On 8/16/2017 5:35 PM, Jonathan Tan wrote:
On Wed, 16 Aug 2017 13:32:23 -0700
Junio C Hamano <gits...@pobox.com> wrote:

Jonathan Tan <jonathanta...@google.com> writes:

Also, let me know if there's a better way to send out these patches for
review. Some of the code here has been reviewed before, for example.

[1] https://public-inbox.org/git/cover.1502241234.git.jonathanta...@google.com/

[2] 
https://public-inbox.org/git/ffb734d277132802bcc25baa13e8ede3490af62a.1501532294.git.jonathanta...@google.com/

[3] 
https://public-inbox.org/git/20170807161031.7c4ea...@twelve2.svl.corp.google.com/

... and some of the code exists only in the list archive, so we
don't know which other topic if any we may want to eject tentatively
if we wanted to give precedence to move this topic forward over
others.  I'll worry about it later but help from others is also
appreciated.

Thanks - I can help take a look when it is time to move the code in.


I agree that having this depend on patches elsewhere in the list archive makes it more difficult to review. I know I like to see things in context to get a better picture.

I think the issue here is whether we want to move this topic forward or
not, that is, if this (special ".imported" objects) is the best way to
solve (at least partially) the connectivity check part of tolerating
missing objects. I hope that we can continue to talk about it.

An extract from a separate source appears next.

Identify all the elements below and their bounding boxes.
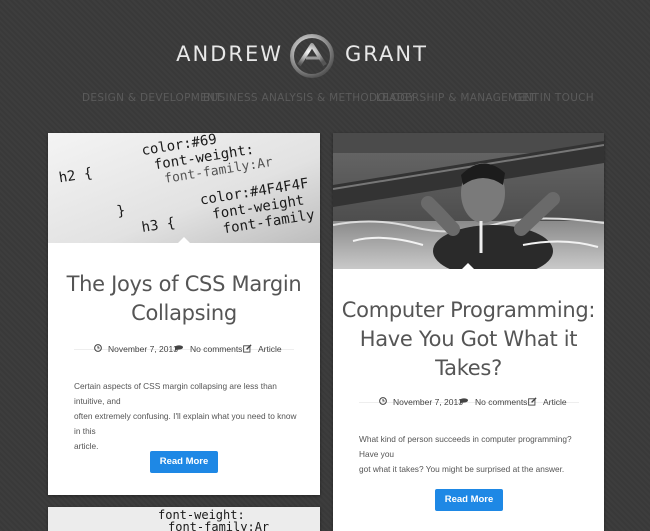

I think this topic should continue to move forward so that we can provide reasonable connectivity tests for fsck and check_connected in the face of partial clones. I'm not sure the prototype implementation of reading/parsing all imported objects to build the promised oidset is the most performant model but we can continue to investigate the best options.

This collects names of the objects that are _directly_ referred to
by imported objects.  An imported pack may have a commit, whose
top-level tree may or may not appear in the same pack, or the tree
may exist locally but not in the same pack.  Or the tree may not be
locally available at all.  In any of these four cases, the top-level
tree is listed in the "promises" set.  Same for trees and tags.

I wonder if all of the calls to oidset_insert() in this function
want to be guarded by "mark it as promised only when the referrent
is *not* locally available" to keep the promises set minimally
populated.  The only change needed to fsck in order to make it
refrain from treating a missing but promised object as an error
would be:

         -       if (object is missing)
         +       if (object is missing && object is not promised)
                         error("that object must be there but missing");

so there is no point in throwing something that we know we locally
have in this oidset, right?

On the other hand, cost of such additional checks in this function
may outweigh the savings of both memory pressure and look-up cost,
so I do not know how the tradeoff would turn out.

I also don't know how the tradeoff would turn out, so I leaned towards
the slightly simpler solution of not doing the check. In the future,
maybe a t/perf test can be done to decide between the two.

+static int is_promise(const struct object_id *oid)
+{
+       if (!promises_prepared) {
+               if (repository_format_lazy_object)
+                       for_each_packed_object(add_promise, NULL,
+                                              FOR_EACH_OBJECT_IMPORTED_ONLY);
+               promises_prepared = 1;
+       }
+       return oidset_contains(&promises, oid);
+}

Somehow I'm tempted to call this function "is_promised()" but that
is a minor naming issue.


Given all we need is an existance check for a given oid, I wonder if it would be faster overall to do a binary search through the list of imported idx files + an existence test for an imported loose object.

Especially in the check_connected case which isn't verifying every object, that should be a lot less IO than loading all the imported commits, trees and blobs and pre-computing an oidset of all possible objects. The lookup for each object would be slower than a simple call to oidset_contains but we avoid the up front cost.

With some caching of idx files and threading, I suspect this could be made pretty fast.

I was trying to be consistent in using the name "promise" instead of
"promised object/tag/commit/tree/blob" everywhere, but we can switch if
need be (for example, if we don't want to limit the generic name
"promise" to merely objects).

  static const char *describe_object(struct object *obj)
  {
        static struct strbuf buf = STRBUF_INIT;
@@ -410,7 +472,7 @@ static void fsck_handle_reflog_oid(const char *refname, 
struct object_id *oid,
                                        xstrfmt("%s@{%"PRItime"}", refname, 
timestamp));
                        obj->used = 1;
                        mark_object_reachable(obj);
-               } else {
+               } else if (!is_promise(oid)) {
                        error("%s: invalid reflog entry %s", refname, 
oid_to_hex(oid));
                        errors_found |= ERROR_REACHABLE;
                }

This is about certainly is one place we want to check if the missing
object is OK, but I'm a bit surprised if this were the only place.

Don't we need "while trying to follow all the outgoing links from
this tree object, and we found this object is not available locally;
normally we would mark it as an error but it turns out that the
missing one is in the promised set of objects, so it is OK" for the
normal connectivity traversal codepaths, for example?

That's right. The places to make this change are the same as those in
some earlier patches I sent (patches 2-4 in [1]).